The contracts, which earn money based on the performance of stock indexes, don't decline in value if held to maturity, which appeals to conservative investors. Their terms are complex, however, and often include caps on returns that insurers can change at will, as well as lockup periods that can stretch to 16 years. Then there are the embedded fees, which do not have to be disclosed as they must with mutual funds. Salespeople, who earn commissions as high as 12 percent, typically downplay such factors when pitching the annuities. Barbara Roper, director of investor protection for the Consumer Federation of America, a lobbying group based in Washington, D.C., calls them "one of the most abusively sold products on the market today."
Eric Thomes, senior vice-president of sales at Allianz Life Insurance Company of North America in Minneapolis, the largest seller of indexed annuities in the U.S., acknowledges there's a trade-off for investors. "You will never get all of the upside" of the stock market because returns are capped, he says. "You also don't need to worry about the downside, and with what happened in 2008, this type of benefit will no doubt interest a lot of people." Allianz Life is the target of a class action in which investors allege that the firm misled them into buying indexed annuities. Siswein, who bought an annuity from Allianz, joined the suit after she closed her accounts. Allianz Life denies the allegations of the case, company spokeswoman Laurie Bauer said in an e-mail. Bauer said she could not comment on Siswein's contract because Siswein wouldn't sign a release.
MetLife (MET) and Prudential (PRU), the two largest insurers in the U.S., don't offer indexed annuities but do permit agents to sell contracts issued by third parties. TIAA-CREF, the retirement company that manages more than $400 billion, doesn't offer them. "Very few people understand what the product is," says Dan Keady, the company's director of financial planning.
Unlike the stocks they track, indexed annuities generally aren't subject to securities laws and are regulated by state insurance departments. An amendment introduced by Senator Tom Harkin (D-Iowa) to the Dodd-Frank financial overhaul law passed by Congress in July blocked the U.S. Securities and Exchange Commission from regulating the market.

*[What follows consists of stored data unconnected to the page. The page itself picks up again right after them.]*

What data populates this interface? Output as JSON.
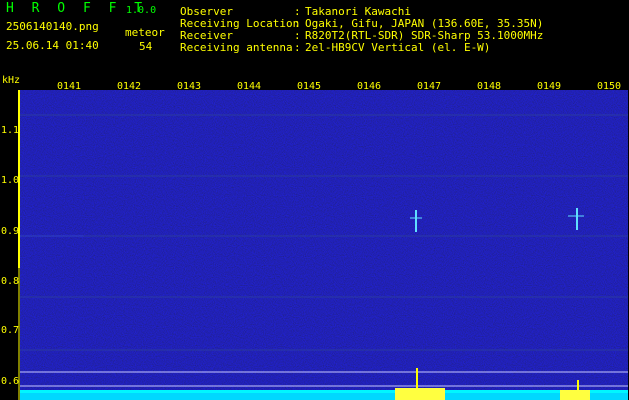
{
  "app": {
    "title": "H R O F F T",
    "version": "1.0.0"
  },
  "file": {
    "name": "2506140140.png",
    "timestamp": "25.06.14 01:40"
  },
  "meteor": {
    "label": "meteor",
    "count": "54"
  },
  "info": [
    {
      "label": "Observer",
      "value": "Takanori Kawachi"
    },
    {
      "label": "Receiving Location",
      "value": "Ogaki, Gifu, JAPAN (136.60E, 35.35N)"
    },
    {
      "label": "Receiver",
      "value": "R820T2(RTL-SDR) SDR-Sharp 53.1000MHz"
    },
    {
      "label": "Receiving antenna",
      "value": "2el-HB9CV Vertical (el. E-W)"
    }
  ],
  "axes": {
    "y_unit": "kHz",
    "x_ticks": [
      "0141",
      "0142",
      "0143",
      "0144",
      "0145",
      "0146",
      "0147",
      "0148",
      "0149",
      "0150"
    ],
    "y_ticks": [
      "1.1",
      "1.0",
      "0.9",
      "0.8",
      "0.7",
      "0.6"
    ]
  },
  "colors": {
    "text": "#ffff00",
    "title": "#00ff00",
    "background_noise": "#0a0a6e",
    "carrier": "#40c0ff",
    "histogram": "#00ffff",
    "meteor_echo": "#ffff00"
  }
}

State insurance regulations aren't strict enough to prevent salespeople from taking advantage of the elderly with indexed annuities, says Roper of the Consumer Federation. Jim Mumford, first deputy commissioner for Iowa's insurance division, maintains that oversight of the industry is adequate. In Iowa, which is home to several insurance firms, agents have to gather information from buyers such as their income and age to ensure the product is suitable for them.
Not all buyers of indexed annuities have soured on them. Ron Smythe, a former chief executive officer of Meineke Car Care Centers who's now retired and living in Longboat Key, Fla., says he started moving money into indexed annuities about a year ago. Smythe, 76, bought a contract from Allianz Life because of the principal protection and potential for higher yields than other annuities. He says he's unconcerned about the early withdrawal penalties because he's holding them "for the long range."
The bottom line: Some investors are buying annuities whose performance is linked to stock market indexes. Many do not grasp their complexity.
Faux is a reporter for Bloomberg News. Collins is a reporter for Bloomberg News.